First we stopped off of US-80 near Tyler, Alabama, where my grandfather's homeplace was. The old house burned down, but my mom's half-cousin's widower named Jimmy lives in a newer house on the property. He was an older man, "a good country boy" as my mom called him. He has a white house on the edge of a field with crinums planted along the front porch. He had two large dogs that barked and jumped all over us. He would yell at them and hit them with a horse whip.

He showed us all the old photos he could find. He misplaced the best old album, but he found a metal box with half-burned pictures from the old house that burned down. It was one of those old Southern houses with 12-foot-high ceilings. "I know," he said, "because they had me paint the walls one time when I was coming up."
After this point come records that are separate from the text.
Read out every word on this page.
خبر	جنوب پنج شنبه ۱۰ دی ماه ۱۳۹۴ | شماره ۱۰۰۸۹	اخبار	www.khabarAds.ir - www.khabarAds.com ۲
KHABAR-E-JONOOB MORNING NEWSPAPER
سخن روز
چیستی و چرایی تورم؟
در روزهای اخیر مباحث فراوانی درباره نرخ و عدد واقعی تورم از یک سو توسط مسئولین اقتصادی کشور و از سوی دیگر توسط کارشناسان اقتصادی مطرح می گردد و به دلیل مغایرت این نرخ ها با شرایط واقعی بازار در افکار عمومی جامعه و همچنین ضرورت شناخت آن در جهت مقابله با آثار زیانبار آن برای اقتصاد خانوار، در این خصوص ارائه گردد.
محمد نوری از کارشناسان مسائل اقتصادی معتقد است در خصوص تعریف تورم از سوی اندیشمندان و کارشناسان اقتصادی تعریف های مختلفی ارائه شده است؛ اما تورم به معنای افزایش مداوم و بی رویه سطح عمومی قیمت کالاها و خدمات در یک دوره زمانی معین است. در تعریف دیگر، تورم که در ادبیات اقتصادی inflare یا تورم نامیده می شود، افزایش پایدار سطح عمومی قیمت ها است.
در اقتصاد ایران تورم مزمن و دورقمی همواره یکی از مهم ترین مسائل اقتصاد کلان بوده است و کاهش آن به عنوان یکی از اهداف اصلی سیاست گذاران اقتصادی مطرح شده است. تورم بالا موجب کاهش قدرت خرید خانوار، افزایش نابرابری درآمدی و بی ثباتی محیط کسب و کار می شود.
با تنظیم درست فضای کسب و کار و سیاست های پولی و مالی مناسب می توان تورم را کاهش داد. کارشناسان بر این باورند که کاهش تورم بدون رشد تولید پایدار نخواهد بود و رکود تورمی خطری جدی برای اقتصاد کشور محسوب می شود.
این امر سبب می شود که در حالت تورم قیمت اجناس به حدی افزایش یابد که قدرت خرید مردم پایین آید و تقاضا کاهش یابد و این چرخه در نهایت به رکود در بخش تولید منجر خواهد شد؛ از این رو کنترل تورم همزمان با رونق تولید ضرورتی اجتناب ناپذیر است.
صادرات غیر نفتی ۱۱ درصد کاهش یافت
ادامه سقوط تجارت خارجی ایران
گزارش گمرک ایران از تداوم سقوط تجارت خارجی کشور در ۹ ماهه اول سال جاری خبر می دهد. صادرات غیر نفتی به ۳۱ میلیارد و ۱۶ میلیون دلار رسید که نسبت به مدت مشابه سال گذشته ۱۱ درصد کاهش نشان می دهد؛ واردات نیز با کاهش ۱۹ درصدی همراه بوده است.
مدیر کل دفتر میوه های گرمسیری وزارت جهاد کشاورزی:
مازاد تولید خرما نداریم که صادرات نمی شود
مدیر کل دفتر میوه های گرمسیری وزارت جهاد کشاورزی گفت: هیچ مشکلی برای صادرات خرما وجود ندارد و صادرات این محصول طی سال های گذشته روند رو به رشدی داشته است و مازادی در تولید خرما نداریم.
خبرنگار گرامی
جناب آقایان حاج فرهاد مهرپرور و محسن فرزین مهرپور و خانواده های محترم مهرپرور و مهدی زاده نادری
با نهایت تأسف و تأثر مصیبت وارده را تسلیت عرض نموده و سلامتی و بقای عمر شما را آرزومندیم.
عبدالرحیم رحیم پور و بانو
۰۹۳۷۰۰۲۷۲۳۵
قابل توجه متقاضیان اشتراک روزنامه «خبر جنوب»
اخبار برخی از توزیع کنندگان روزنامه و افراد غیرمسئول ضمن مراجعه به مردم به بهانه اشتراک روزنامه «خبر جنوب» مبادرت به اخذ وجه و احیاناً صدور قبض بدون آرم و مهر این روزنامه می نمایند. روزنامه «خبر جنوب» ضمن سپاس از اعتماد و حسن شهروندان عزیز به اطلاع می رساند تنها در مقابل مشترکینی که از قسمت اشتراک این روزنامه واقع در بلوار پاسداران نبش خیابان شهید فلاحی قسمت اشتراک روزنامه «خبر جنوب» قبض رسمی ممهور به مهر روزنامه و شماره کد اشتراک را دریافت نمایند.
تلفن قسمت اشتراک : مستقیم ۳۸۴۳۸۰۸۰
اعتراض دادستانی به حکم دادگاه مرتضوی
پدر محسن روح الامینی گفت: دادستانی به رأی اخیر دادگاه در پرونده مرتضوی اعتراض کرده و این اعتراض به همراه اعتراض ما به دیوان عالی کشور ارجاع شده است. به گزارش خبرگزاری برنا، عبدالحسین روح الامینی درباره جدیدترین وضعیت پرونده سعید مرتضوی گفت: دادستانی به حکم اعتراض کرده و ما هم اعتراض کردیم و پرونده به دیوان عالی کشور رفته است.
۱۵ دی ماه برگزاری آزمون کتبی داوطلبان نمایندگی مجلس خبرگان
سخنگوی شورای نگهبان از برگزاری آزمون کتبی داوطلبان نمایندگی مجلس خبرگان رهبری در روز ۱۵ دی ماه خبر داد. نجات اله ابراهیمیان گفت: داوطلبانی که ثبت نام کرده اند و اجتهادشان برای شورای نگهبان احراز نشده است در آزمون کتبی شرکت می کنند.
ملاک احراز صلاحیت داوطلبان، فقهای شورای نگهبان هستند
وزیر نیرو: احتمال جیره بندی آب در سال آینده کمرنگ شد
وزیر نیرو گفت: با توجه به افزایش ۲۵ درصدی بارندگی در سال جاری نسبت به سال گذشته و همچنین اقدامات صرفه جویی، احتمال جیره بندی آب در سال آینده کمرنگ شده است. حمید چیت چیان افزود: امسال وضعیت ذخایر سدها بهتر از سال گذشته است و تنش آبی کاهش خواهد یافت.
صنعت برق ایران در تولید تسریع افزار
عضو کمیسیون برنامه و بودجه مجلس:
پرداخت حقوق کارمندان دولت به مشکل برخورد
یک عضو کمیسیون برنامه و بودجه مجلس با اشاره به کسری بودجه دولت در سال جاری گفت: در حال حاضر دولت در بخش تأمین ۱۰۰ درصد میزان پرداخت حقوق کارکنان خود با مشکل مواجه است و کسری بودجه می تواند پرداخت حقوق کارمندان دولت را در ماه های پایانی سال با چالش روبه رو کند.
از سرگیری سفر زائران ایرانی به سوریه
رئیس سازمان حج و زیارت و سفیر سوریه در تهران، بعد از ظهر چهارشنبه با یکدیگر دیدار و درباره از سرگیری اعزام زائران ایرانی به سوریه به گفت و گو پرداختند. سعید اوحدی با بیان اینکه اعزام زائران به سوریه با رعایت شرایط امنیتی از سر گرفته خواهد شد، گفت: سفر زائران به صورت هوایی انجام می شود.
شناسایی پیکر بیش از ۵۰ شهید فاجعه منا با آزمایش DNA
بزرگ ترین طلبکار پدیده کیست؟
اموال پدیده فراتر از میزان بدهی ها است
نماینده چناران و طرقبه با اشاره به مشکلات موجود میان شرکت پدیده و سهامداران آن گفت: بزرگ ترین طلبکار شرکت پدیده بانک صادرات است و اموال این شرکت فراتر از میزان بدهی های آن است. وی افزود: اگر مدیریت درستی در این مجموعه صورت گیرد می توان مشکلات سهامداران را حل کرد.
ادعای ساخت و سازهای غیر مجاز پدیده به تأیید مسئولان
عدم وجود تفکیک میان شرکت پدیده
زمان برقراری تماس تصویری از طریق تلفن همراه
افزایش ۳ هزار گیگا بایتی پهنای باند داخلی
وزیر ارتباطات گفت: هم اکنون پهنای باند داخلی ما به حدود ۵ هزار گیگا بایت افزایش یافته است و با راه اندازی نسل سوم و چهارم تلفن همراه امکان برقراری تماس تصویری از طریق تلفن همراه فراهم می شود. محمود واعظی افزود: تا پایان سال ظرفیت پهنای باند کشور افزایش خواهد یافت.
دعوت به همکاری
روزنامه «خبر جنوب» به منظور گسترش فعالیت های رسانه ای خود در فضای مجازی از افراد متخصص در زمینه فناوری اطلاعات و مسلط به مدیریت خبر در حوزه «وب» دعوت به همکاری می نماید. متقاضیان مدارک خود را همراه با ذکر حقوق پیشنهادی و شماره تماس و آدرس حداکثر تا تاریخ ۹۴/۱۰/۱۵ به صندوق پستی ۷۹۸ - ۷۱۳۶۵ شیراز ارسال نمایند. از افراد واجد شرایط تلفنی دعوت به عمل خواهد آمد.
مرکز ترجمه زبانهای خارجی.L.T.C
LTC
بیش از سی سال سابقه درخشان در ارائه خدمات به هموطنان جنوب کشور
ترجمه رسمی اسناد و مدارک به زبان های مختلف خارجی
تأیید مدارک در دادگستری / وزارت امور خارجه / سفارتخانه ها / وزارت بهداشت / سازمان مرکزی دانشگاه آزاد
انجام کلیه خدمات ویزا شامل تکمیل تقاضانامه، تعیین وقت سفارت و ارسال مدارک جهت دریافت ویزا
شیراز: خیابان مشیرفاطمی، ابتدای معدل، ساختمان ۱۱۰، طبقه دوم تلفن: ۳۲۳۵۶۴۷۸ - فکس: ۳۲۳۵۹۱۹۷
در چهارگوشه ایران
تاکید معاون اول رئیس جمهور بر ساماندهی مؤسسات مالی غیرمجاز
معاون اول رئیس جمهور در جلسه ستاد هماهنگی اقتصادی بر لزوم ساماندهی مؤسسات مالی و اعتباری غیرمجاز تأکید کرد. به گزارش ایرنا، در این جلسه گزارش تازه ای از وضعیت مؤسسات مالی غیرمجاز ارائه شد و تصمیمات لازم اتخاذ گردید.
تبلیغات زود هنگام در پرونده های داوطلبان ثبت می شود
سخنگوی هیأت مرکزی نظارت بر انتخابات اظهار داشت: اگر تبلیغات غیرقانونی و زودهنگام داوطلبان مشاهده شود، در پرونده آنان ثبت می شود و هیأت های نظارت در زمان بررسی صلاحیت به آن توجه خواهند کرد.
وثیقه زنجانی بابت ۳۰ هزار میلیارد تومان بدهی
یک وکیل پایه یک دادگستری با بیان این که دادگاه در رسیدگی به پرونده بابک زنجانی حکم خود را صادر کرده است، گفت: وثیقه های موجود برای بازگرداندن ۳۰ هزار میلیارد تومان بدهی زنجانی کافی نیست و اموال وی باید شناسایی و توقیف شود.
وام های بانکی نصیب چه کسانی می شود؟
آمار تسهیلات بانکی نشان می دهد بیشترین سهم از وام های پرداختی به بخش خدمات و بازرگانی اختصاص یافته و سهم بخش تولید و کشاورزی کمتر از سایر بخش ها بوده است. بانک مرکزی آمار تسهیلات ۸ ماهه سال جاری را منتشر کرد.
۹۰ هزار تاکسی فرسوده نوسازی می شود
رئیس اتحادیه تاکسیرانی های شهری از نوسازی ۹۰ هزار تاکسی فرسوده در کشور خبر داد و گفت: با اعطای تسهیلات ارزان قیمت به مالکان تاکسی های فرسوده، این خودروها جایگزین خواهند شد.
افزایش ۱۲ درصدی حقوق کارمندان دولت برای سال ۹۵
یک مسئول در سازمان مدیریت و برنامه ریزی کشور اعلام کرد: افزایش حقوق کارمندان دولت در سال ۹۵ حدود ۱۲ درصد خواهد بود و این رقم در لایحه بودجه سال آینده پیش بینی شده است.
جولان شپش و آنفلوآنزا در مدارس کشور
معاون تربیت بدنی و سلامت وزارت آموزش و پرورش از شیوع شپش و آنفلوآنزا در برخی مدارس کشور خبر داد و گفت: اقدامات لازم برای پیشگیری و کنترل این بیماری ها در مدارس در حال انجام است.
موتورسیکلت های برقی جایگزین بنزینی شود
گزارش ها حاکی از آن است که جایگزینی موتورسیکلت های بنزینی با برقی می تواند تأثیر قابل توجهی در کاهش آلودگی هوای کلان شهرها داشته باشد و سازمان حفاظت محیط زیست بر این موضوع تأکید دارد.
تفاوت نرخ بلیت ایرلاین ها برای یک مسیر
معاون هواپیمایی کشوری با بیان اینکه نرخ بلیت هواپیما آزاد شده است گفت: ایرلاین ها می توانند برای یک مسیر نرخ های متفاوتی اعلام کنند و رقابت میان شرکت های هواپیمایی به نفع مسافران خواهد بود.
From there, we drove to Selma and picked up some belongings of one of my mom's cousins that were being stored in a church there.

We drove around town and ate at an awesome bar-b-q place. We were the only white people there.

We stopped at Sturdivant Hall, an antebellum mansion in Selma.

Sturdivant Hall, Selma, Alabama
Then we went to Live Oak Cemetery in Selma. We don't have relatives buried there, that we know of, but it's a beautiful old cemetery.

Me, posing with the live oaks
Confederate veterans
Next we went to Old Cahawba, the site of Alabama's first state capital. It was built on the site of an old Indian village where the Cahaba River runs into the Alabama River. Almost nothing is left of the town, other than an extensive grid of dirt streets, and occasional columns, ruins, and cemeteries. It's a eerie place.

One of the few intact buildings is a two-story slave quarters. The main house was in front of this but now all you can see are the four corners of its foundation. When I went to Old Cahawba ten years ago, there was a two-level porch with columns on this house, which are now gone (removed?).

Slave quarters at Old Cahawba
In the old graveyard in Old Cahawba there are planted a lot of trifoliate orange trees (Poncirus trifoliata). These are Chinese relatives of citrus with vicious thorns. The lady in the information office said it was to remind visitors of the Crown of Thorns.

Artesian well in Old Cahawba
After Old Cahawba we went to a church south of Selma where some relatives were supposed to be buried.
Shiloh Baptist Church, near Sardis, Alabama
Shiloh Baptist Church
Family graves:

My great-great grandmother, Emma Huffman (my maternal grandfather's maternal grandmother). My great-great-grandfather was buried next to her, along with some distant uncles and cousins.

1 comment:

  1. Shiloh was the name of the Baptist Church my mom grew up at in Saraland, and that I spent some time at as a kid. And I miss live oaks dearly! We just don't have very many large trees out here, the largest probably being cottonwoods.